Was he at all grateful that you gave him a roof over his head, irrespective of whether or not he was paying rent? And were there any signs in him as a lad, from 0 to 20, of this kind of behaviour? How old is he now? I was about to move onto my daughters rather distant behaviour when I remembered just how I had begun this email. So tell me about ______ (a good RC name, by the way. Was it your or your wife’s choice?).
As for your jottings, and I agree that it is difficult to give them any descriptive name which does sound arch, twee, pretentious or self-regarding, so I shall stick to ‘jottings’ which strikes me as the least offensive and most descriptive name, keep them up. I suspect you are writing them for exactly the same reason I began to write a physical diary - in hard-backed A4 ledgers bought especially for the purpose - for about 15 years (until I married, actually, in 1996, and topped because I didn’t want any private thoughts to be read by my wife and also because I no longer felt so bloody lonely as I had done in the five years I lived in London, and writing them had been an odd, though effective, escape from that loneliness.

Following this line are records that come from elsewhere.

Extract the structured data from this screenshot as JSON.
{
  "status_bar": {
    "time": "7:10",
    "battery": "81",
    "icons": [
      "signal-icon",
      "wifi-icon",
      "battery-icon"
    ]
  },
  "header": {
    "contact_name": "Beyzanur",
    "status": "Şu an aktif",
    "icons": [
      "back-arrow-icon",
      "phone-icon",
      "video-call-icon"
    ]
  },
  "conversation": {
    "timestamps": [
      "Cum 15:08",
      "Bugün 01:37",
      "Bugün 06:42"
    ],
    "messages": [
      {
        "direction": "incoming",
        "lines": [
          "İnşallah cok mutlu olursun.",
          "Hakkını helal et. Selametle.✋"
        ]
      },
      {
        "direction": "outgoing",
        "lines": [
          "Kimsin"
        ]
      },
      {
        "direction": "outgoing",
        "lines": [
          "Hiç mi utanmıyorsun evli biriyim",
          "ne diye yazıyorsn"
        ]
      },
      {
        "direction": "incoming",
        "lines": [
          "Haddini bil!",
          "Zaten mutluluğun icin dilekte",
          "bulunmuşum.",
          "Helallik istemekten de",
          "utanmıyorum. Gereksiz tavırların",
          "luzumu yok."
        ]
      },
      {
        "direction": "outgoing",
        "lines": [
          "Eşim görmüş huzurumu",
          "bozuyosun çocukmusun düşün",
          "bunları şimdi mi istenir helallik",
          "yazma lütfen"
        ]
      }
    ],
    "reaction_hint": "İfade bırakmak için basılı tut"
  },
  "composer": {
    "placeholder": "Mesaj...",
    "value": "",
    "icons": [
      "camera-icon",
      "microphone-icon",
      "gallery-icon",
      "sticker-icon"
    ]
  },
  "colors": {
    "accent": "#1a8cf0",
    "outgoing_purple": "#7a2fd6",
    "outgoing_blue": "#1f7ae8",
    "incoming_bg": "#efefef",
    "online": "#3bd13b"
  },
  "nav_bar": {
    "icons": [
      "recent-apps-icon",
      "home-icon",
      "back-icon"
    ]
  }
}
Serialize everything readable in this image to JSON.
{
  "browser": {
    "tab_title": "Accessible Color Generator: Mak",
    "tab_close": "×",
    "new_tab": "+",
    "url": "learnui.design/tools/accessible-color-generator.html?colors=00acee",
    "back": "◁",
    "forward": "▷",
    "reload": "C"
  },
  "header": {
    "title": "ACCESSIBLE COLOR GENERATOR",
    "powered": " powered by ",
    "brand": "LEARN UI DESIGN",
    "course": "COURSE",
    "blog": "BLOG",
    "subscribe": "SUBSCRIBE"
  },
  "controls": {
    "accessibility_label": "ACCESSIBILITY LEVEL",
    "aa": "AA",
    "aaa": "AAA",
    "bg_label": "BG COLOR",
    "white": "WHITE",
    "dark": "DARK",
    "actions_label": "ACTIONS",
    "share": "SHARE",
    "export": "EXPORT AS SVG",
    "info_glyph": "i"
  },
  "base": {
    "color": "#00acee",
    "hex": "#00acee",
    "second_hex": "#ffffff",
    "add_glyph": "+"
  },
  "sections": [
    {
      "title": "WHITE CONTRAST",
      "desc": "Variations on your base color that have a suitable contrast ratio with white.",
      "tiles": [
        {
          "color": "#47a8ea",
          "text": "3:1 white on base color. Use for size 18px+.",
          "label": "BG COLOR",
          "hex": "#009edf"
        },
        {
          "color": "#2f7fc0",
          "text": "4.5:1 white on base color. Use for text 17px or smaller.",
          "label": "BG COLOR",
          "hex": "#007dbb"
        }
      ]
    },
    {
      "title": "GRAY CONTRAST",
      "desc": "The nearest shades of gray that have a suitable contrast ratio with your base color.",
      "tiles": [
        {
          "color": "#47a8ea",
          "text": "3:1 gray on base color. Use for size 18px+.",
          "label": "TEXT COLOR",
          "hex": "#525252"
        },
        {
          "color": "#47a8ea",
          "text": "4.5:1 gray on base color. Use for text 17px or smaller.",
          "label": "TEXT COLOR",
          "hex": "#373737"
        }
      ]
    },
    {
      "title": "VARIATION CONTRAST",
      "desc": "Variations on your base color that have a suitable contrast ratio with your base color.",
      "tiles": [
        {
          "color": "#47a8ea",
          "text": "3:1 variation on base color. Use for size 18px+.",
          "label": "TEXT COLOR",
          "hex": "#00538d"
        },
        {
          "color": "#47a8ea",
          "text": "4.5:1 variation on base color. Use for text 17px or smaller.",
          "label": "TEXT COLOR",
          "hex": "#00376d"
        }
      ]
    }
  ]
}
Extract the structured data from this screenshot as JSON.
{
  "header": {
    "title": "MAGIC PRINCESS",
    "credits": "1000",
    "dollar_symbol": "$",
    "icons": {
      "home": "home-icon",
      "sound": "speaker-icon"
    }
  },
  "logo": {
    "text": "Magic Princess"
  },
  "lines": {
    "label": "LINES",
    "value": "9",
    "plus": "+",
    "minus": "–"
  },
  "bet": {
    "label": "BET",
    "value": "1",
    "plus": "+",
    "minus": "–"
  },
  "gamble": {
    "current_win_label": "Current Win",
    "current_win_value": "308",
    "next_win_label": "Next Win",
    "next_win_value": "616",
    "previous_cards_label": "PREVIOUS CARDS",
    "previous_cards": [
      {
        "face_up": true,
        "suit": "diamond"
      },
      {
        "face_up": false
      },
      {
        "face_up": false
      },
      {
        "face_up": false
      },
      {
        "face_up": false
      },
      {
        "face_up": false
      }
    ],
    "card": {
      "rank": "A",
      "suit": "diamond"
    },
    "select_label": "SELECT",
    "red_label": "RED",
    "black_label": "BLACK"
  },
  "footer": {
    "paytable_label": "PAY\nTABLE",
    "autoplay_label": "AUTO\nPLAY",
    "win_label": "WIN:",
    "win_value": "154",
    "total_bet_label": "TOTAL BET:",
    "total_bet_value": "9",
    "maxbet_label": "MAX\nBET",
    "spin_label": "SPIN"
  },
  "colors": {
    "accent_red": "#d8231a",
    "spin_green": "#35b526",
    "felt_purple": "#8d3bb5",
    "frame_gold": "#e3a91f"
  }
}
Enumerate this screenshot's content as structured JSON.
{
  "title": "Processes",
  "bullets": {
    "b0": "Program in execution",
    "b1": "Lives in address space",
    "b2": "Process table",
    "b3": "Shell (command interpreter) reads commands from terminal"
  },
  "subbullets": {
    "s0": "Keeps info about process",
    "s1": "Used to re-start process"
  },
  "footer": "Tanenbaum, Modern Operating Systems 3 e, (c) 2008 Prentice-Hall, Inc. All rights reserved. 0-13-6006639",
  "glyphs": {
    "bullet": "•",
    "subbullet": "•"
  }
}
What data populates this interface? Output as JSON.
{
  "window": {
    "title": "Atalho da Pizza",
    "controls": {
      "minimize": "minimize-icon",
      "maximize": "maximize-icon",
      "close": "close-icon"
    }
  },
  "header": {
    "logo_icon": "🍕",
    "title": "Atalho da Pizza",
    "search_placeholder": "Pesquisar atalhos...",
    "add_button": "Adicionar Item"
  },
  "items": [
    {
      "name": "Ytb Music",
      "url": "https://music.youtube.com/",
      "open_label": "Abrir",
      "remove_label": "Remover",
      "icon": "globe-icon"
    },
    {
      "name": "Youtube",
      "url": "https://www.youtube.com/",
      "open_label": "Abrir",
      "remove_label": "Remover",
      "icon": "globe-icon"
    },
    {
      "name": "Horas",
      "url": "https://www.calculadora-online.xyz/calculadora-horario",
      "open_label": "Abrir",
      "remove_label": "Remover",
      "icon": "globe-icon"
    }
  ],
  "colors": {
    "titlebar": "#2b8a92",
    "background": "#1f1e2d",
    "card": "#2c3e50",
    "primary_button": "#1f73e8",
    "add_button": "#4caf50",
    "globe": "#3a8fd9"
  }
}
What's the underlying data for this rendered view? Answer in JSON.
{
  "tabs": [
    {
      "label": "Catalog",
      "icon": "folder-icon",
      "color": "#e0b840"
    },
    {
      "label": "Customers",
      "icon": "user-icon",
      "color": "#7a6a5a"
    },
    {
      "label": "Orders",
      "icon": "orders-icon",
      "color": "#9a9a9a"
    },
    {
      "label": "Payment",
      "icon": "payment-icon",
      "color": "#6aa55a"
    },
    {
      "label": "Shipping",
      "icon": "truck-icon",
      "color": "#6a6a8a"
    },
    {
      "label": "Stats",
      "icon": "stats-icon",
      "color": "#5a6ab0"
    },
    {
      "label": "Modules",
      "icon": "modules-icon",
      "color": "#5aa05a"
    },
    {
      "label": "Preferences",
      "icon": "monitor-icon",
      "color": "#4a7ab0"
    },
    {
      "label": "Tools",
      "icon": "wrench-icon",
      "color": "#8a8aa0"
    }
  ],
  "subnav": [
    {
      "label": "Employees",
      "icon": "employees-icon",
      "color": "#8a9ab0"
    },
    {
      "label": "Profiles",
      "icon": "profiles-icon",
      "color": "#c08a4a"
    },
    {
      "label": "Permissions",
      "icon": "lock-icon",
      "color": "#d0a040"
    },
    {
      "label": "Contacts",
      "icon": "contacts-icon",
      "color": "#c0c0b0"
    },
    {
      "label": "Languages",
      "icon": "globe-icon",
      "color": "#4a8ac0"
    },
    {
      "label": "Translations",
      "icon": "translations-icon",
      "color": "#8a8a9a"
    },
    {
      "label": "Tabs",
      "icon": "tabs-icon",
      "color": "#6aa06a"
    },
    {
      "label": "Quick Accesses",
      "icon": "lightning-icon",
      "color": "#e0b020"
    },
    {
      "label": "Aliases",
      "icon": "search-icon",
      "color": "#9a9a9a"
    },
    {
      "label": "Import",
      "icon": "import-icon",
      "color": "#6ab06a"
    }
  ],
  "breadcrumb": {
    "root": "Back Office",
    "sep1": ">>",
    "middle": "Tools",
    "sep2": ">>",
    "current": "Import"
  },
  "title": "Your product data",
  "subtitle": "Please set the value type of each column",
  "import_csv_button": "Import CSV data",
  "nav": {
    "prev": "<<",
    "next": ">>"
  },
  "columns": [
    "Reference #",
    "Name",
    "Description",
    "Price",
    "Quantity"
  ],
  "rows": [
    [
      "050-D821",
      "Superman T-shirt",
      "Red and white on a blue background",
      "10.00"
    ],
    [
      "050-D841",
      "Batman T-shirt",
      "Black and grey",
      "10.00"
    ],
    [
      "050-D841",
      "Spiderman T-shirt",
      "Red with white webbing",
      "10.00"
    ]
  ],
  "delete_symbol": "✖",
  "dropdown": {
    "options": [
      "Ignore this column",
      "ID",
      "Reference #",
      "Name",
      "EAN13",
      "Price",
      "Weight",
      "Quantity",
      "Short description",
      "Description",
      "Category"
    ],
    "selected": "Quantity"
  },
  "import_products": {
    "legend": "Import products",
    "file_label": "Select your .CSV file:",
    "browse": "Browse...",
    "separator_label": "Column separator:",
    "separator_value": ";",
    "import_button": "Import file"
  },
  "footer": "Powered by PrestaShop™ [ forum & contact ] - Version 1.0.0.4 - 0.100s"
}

If nothing else it was like chatting to someone, only there could never be any guarantee that those diaries would be read. In fact, the chances that anyone would come across them were tiny, and the chances that anyone who did come across them would even bother to spend more than a minute trying to decipher my grandiose, but illegible handwriting, were even smaller.
By the way, I once had a friend (a fellow hack with the apt surname Penman, who had also briefly gone to the OS) with whom I had shared a flat with in Cardiff and occasionally saw for a drink in London who once, before he married, very shamefacedly admitted to feeling lonely. What struck me at the time was quite how ashamed he felt of it. Ashamed?
Well, I can understand that in a way, and perhaps it is a guy thing where we believe we must at all times be tough, resilient, heroic and sport a perpetual hard-on, and that any deviation from that behaviour was unwelcome proof that we were wimps of the first order or, for men of your and my generation who had been sentenced to five years in one of Her Majesty’s Public Schools (despite being wholly innocent of anything except being the sons of men and women with, most probably social pretensions and through some wheeze or other money to burn) quite possibly homosexual or in the now dated phrase queer. I don’t know about you, but I had never heard of ‘queers’ when I first got to the OS, but then I and Bettesworth - I still remember the name, on of three brothers at the OS - were the only ones who hadn’t gone to a prep school.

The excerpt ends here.